Even though we have been hard at work today bracing for hoards of trick-or-treaters projected to descend on Sara’s house, we still had time to throw together a little treat for you guys. We know how hard it can be to try and eat clean around the holidays. This is especially true for Halloween where highly processed mega distributed candy is king. So in an effort to score a win for the clean eaters out there, we threw together this delicious alternative peanut butter cup recipe.
Our cups are made with all natural almond butter instead of the over processed, highly sugared, peanut butter you usually find. We also added a little twist by adding a dash of vanilla and coconut, which we sweetened and toasted ourselves.
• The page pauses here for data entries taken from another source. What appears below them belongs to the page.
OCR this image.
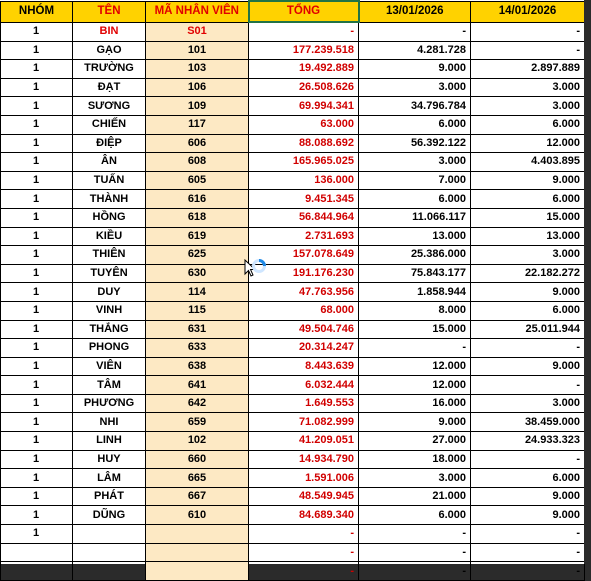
NHÓM	TÊN	MÃ NHÂN VIÊN	TỔNG	13/01/2026	14/01/2026
1	BIN	S01	-	-	-
1	GẠO	101	177.239.518	4.281.728	-
1	TRƯỜNG	103	19.492.889	9.000	2.897.889
1	ĐẠT	106	26.508.626	3.000	3.000
1	SƯƠNG	109	69.994.341	34.796.784	3.000
1	CHIẾN	117	63.000	6.000	6.000
1	ĐIỆP	606	88.088.692	56.392.122	12.000
1	ÂN	608	165.965.025	3.000	4.403.895
1	TUẤN	605	136.000	7.000	9.000
1	THÀNH	616	9.451.345	6.000	6.000
1	HỒNG	618	56.844.964	11.066.117	15.000
1	KIỀU	619	2.731.693	13.000	13.000
1	THIÊN	625	157.078.649	25.386.000	3.000
1	TUYÊN	630	191.176.230	75.843.177	22.182.272
1	DUY	114	47.763.956	1.858.944	9.000
1	VINH	115	68.000	8.000	6.000
1	THẮNG	631	49.504.746	15.000	25.011.944
1	PHONG	633	20.314.247	-	-
1	VIÊN	638	8.443.639	12.000	9.000
1	TÂM	641	6.032.444	12.000	-
1	PHƯƠNG	642	1.649.553	16.000	3.000
1	NHI	659	71.082.999	9.000	38.459.000
1	LINH	102	41.209.051	27.000	24.933.323
1	HUY	660	14.934.790	18.000	-
1	LÂM	665	1.591.006	3.000	6.000
1	PHÁT	667	48.549.945	21.000	9.000
1	DŨNG	610	84.689.340	6.000	9.000
1			-	-	-
			-	-	-
			-	-	-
The hint of vanilla and the coconut flavor give these almond butter cups a little something extra that is going to make it hard for you to eat just one!
Here is our recipe. We hope you enjoy them as much as we did!
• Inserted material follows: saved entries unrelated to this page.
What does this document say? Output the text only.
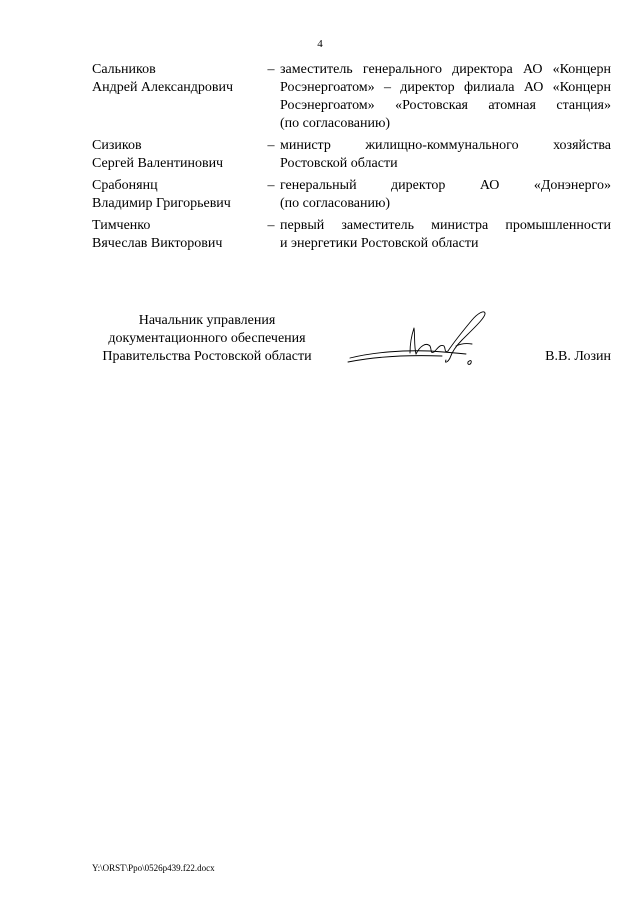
4
Сальников
Андрей Александрович
– заместитель генерального директора АО «Концерн
Росэнергоатом» – директор филиала АО «Концерн
Росэнергоатом» «Ростовская атомная станция»
(по согласованию)
Сизиков
Сергей Валентинович
– министр жилищно-коммунального хозяйства
Ростовской области
Срабонянц
Владимир Григорьевич
– генеральный директор АО «Донэнерго»
(по согласованию)
Тимченко
Вячеслав Викторович
– первый заместитель министра промышленности
и энергетики Ростовской области
Начальник управления
документационного обеспечения
Правительства Ростовской области	В.В. Лозин
Y:\ORST\Ppo\0526p439.f22.docx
Have a safe and happy Halloween!!!
Local Ingredient: local honey (purchased from the grocery store, which stocks local products).
Ingredients
1/2 cup almond butter
1 teaspoon vanilla
1 tablespoon honey
1 2/3 tablespoons coconut oil
12 oz dark chocolate (at least 70%)
1/8 cup toasted coconut, for garnish
8 cupcake liners
Instructions
- In a small bowl mix together the almond butter, honey, and vanilla extract. Place the bowl in the freezer after mixing. Allow to sit for at least 30 minutes.
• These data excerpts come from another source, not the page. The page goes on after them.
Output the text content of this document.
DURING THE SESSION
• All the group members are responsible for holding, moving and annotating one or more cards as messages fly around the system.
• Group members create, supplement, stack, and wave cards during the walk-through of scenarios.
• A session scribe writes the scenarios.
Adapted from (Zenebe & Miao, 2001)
- Over a double boiler melt the coconut oil. Add the dark chocolate. Melt the chocolate and mix well.
- Pour about half a tablespoon of the chocolate into each of the 8 cupcake liners. Spread evenly over the bottom, trying to coat the sides about half way up the liner. Place in the freezer for 10 minutes.
- While the chocolate is cooling, roll the almond butter into teaspoon sized balls.
- Remove the chocolate cups from the freezer. Put one ball of almond butter in each. Press the almond butter flat with your fingers, making sure it is evenly spread over the chocolate bottom.
- Pour the remaining chocolate over the top of the almond butter, making sure to cover it evenly so no almond butter is showing and the chocolate touches all sides of the cupcake liner. Sprinkle the top of the chocolate with toasted coconut.
- Put the cups back in the freezer for 30 minutes, or until the cups have hardened.
Crystal says
Ha! I totally wanted to get my dog’s costumes but didn’t get around too it this year! Sounds like you all are in the spirit! These almond butter treats looks fabulous! We should have come trick or treating at your house! I would have loved to see what you were giving out!
Jessica says
Thanks Crystal! They were delicious! The dogs weren’t too sure about their costumes, but they still looked great!!!